Existential Helplessness

There were some moments this morning – getting coffee and settling in to write – where I felt optimistic and… light. Ideas nudging the edges of my consciousness in such a good way. And then, they’re gone. Like a magic spell in a movie when the swirling elements drop like sand to the floor.

It’s okay. Like some movie trope, it’s just the cue to try again.

Sometimes the world moves in on you – for you. People come when you need them. And we really hope: when they need you.

I think that our social vocabulary is limited. Love is such a big word when it’s spoken in earnest. “I care for you,” is a beautiful phrase, I think. The honest description of real empathy and fondness without necessarily transgressing a sphere of intimacy. But in conversation? I don’t know. I think I get associations of bald people in flowing robes and a kind of patronizing distance. I care for you the same way I care for the tadpoles at the edge of the pond in spring. Lofty. A chilly warmth that somehow makes it all about them – those them trying so hard to make it all about nothing/everything.

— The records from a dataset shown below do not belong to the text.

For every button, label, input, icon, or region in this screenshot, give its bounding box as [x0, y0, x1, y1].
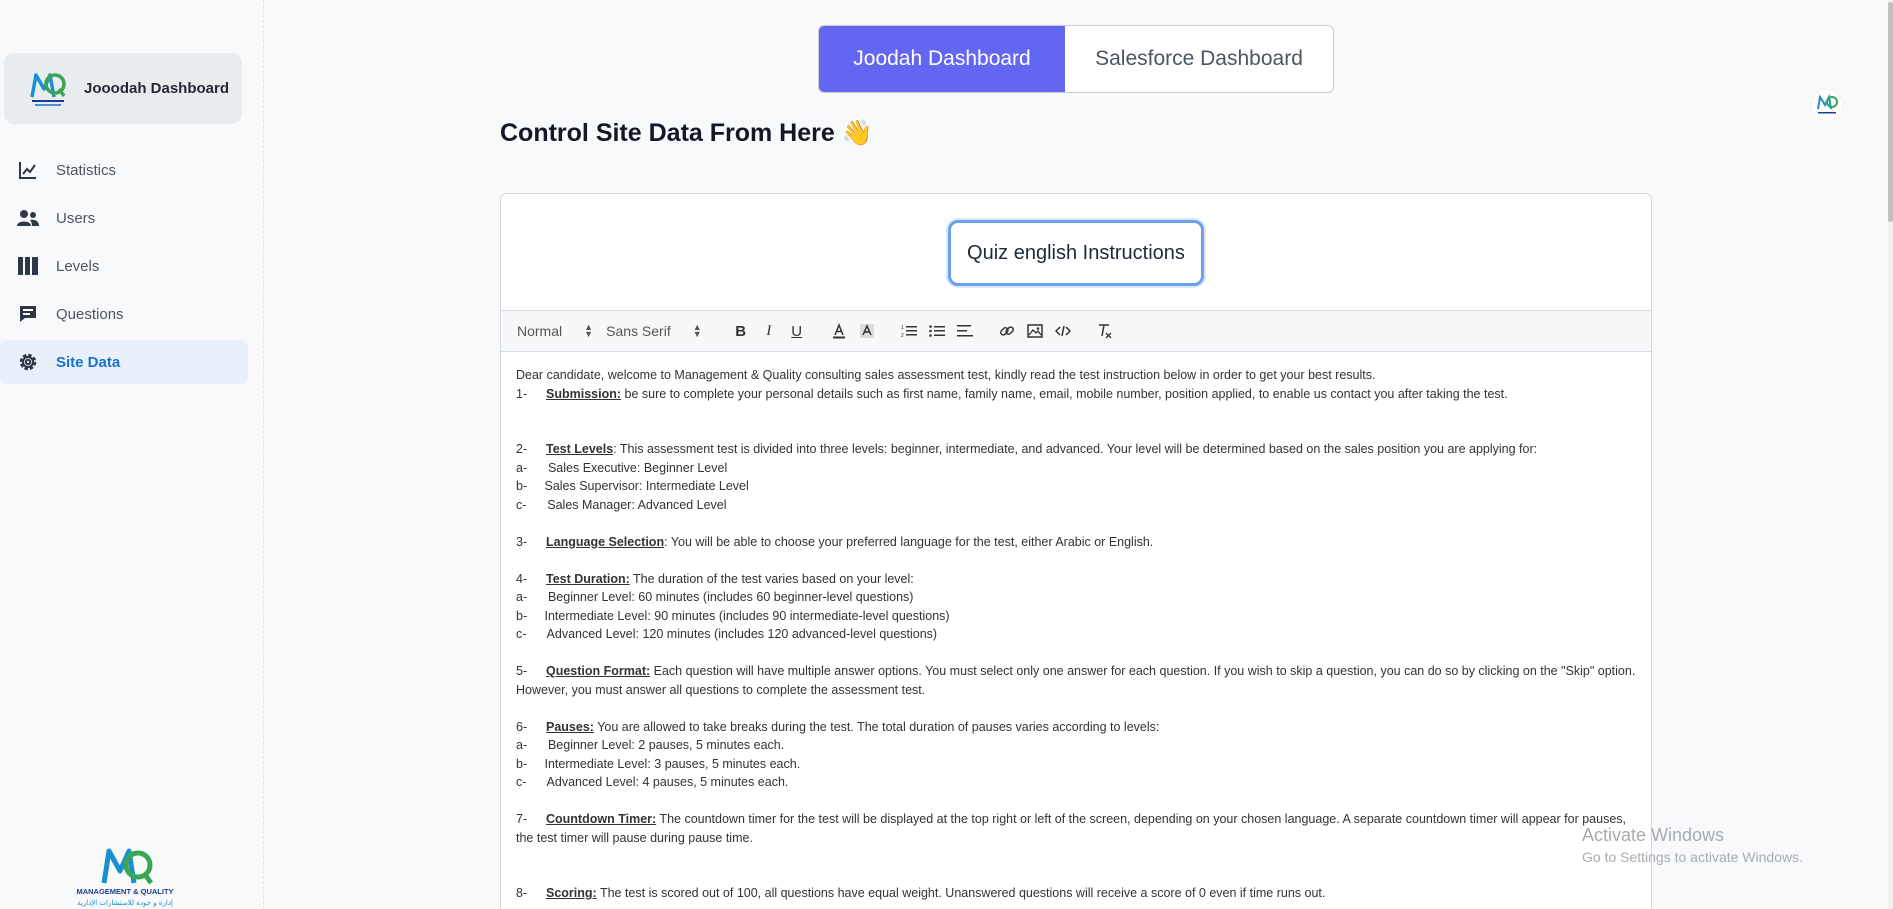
format-select[interactable]: Normal ▲ ▼: [517, 322, 594, 340]
list-item: b- Sales Supervisor: Intermediate Level: [516, 479, 749, 493]
dashboard-switch: Joodah Dashboard Salesforce Dashboard: [818, 25, 1334, 93]
brand-title: Jooodah Dashboard: [84, 80, 230, 97]
list-item: c- Advanced Level: 4 pauses, 5 minutes e…: [516, 775, 789, 789]
chart-line-icon: [16, 158, 40, 182]
sidebar-item-label: Site Data: [56, 353, 121, 371]
sidebar-item-users[interactable]: Users: [0, 196, 248, 240]
editor-card: Quiz english Instructions Normal ▲ ▼ Sans…: [500, 193, 1652, 909]
sidebar-item-label: Statistics: [56, 161, 117, 179]
brand-logo: [26, 67, 70, 111]
page-title: Control Site Data From Here 👋: [500, 119, 873, 147]
font-select[interactable]: Sans Serif ▲ ▼: [606, 322, 702, 340]
company-logo-text: MANAGEMENT & QUALITY: [76, 887, 173, 896]
sidebar-item-statistics[interactable]: Statistics: [0, 148, 248, 192]
list-item: 2- Test Levels: This assessment test is d…: [516, 442, 1538, 456]
sidebar-nav: Statistics Users Levels Questions Site D…: [0, 148, 248, 388]
editor-content[interactable]: Dear candidate, welcome to Management & …: [501, 366, 1651, 903]
gear-icon: [16, 350, 40, 374]
list-item: c- Advanced Level: 120 minutes (includes…: [516, 627, 938, 641]
scrollbar-thumb[interactable]: [1888, 2, 1893, 222]
bold-icon[interactable]: B: [729, 319, 753, 343]
sidebar: Jooodah Dashboard Statistics Users Level…: [0, 0, 264, 909]
text-color-icon[interactable]: [827, 319, 851, 343]
font-select-value: Sans Serif: [606, 323, 671, 339]
format-select-value: Normal: [517, 323, 563, 339]
ordered-list-icon[interactable]: 12: [897, 319, 921, 343]
sidebar-item-questions[interactable]: Questions: [0, 292, 248, 336]
sidebar-item-label: Levels: [56, 257, 100, 275]
code-icon[interactable]: [1051, 319, 1075, 343]
list-item: 3- Language Selection: You will be able t…: [516, 534, 1154, 549]
users-icon: [16, 206, 40, 230]
align-icon[interactable]: [953, 319, 977, 343]
tab-salesforce-dashboard[interactable]: Salesforce Dashboard: [1065, 26, 1333, 92]
list-item: b- Intermediate Level: 90 minutes (inclu…: [516, 608, 950, 623]
editor-toolbar: Normal ▲ ▼ Sans Serif ▲ ▼ B I U 12: [501, 310, 1651, 352]
list-item: 5- Question Format: Each question will ha…: [516, 664, 1639, 697]
caret-updown-icon: ▲ ▼: [584, 322, 594, 339]
sidebar-item-levels[interactable]: Levels: [0, 244, 248, 288]
list-item: 7- Countdown Timer: The countdown timer f…: [516, 812, 1630, 845]
sidebar-item-label: Questions: [56, 305, 124, 323]
background-color-icon[interactable]: [855, 319, 879, 343]
svg-text:2: 2: [901, 333, 904, 338]
caret-updown-icon: ▲ ▼: [692, 322, 702, 339]
watermark-line1: Activate Windows: [1582, 825, 1725, 845]
list-item: a- Sales Executive: Beginner Level: [516, 460, 728, 475]
intro-text: Dear candidate, welcome to Management & …: [516, 368, 1376, 382]
brand-header[interactable]: Jooodah Dashboard: [4, 53, 242, 124]
list-item: b- Intermediate Level: 3 pauses, 5 minut…: [516, 756, 801, 771]
comment-icon: [16, 302, 40, 326]
list-item: a- Beginner Level: 60 minutes (includes …: [516, 590, 914, 604]
underline-icon[interactable]: U: [785, 319, 809, 343]
sidebar-item-site-data[interactable]: Site Data: [0, 340, 248, 384]
list-item: 1- Submission: be sure to complete your p…: [516, 386, 1508, 401]
columns-icon: [16, 254, 40, 278]
watermark-line2: Go to Settings to activate Windows.: [1582, 849, 1803, 865]
avatar[interactable]: [1810, 88, 1844, 122]
list-item: 4- Test Duration: The duration of the tes…: [516, 571, 914, 586]
company-logo: MANAGEMENT & QUALITY إدارة و جودة للاستش…: [72, 845, 178, 909]
italic-icon[interactable]: I: [757, 319, 781, 343]
list-item: c- Sales Manager: Advanced Level: [516, 497, 727, 512]
image-icon[interactable]: [1023, 319, 1047, 343]
clear-format-icon[interactable]: [1093, 319, 1117, 343]
list-item: 8- Scoring: The test is scored out of 100…: [516, 886, 1326, 900]
list-item: 6- Pauses: You are allowed to take breaks…: [516, 719, 1160, 734]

Where’s the comfort in that?

I am fond of you? Archaic. I am out of words.

Another person that I care for, of whom I am fond – a person I “click with”, admire, and look forward to having a long and loving friendship with – is ill. And I can’t find the appropriate words. She’s an ocean away, so I can sit and drink tea with her and just be.

It makes me sad. Flat. It’s as though I don’t know how to pull myself together and make a difference.

All this, this past year, has brought me a new kind of helplessness. Or at least a new comprehension of existential helplessness.

I have definitely entered a new phase of life. Where people I love, from 25 to 70 are grappling with mortality. And there are people, too, whom I do not love, but featured in a few revenge fantasies. I’m seeing how poorly written my fantasies are, how unrelated they are to real emotions. Thin storylines with hollow characters.

The wonderful – literally wonder-filled – thing about this is that I see how unfinished I am. It’s like I have opened the door to a new world. Moved from black and white to color, from a sunset projected onto flat walls, through the doorway to the “real world” which is too big to take in, and too immediate to ignore.

I want to hold someone’s hand, get my feet wet, and listen.

I read the chat messages in a quiet moment. I pay attention to the few songbirds that have overwintered near the lake. I almost wrote, “lonely songbirds”. I figure if I can learn to stop projecting, I can better see the world as it is: its brooding, its illness, death, and its love.

7 Replies to “Existential Helplessness”

  1. Lingering over your words Ren. Especially the need to break from expressions like “lonely birds’ and really see/think differently. I have been with someone lately who was dying. There was no joy of being with him in person other than when the quiet set in. Only then could he tell I cared. I kept being told by others seeing him was “the right thing” to do. Was it? I have no answers. Only more questions. Earl Grey tea cheers to you my diarist friend.

  2. “I figure if I can learn to stop projecting, I can better see the world as it is: its brooding, its illness, death, and its love”–

    Zen study helped me to stop projecting more than counseling ever did. And also, raising children. I was so happy that they were who they were…these unaccountably amusing curious beings…that I spent less time dwelling on myself. I did not see them as projections of me or my abilities, either. They were just there. Teaching me stuff.

    I brood less these days. At my age, yeah–family members, friends, colleagues, old lovers, get seriously ill and die. But they also have grandchildren and traveling and gardens and art to create.

    Physics helped me, too. Because the randomness just comes with the cosmic territory. It’s not something I can control, nor is it something I deserve somehow.

    It just is. We can learn to love ourselves (brooding, illness, fracturing, dysfunction, and all).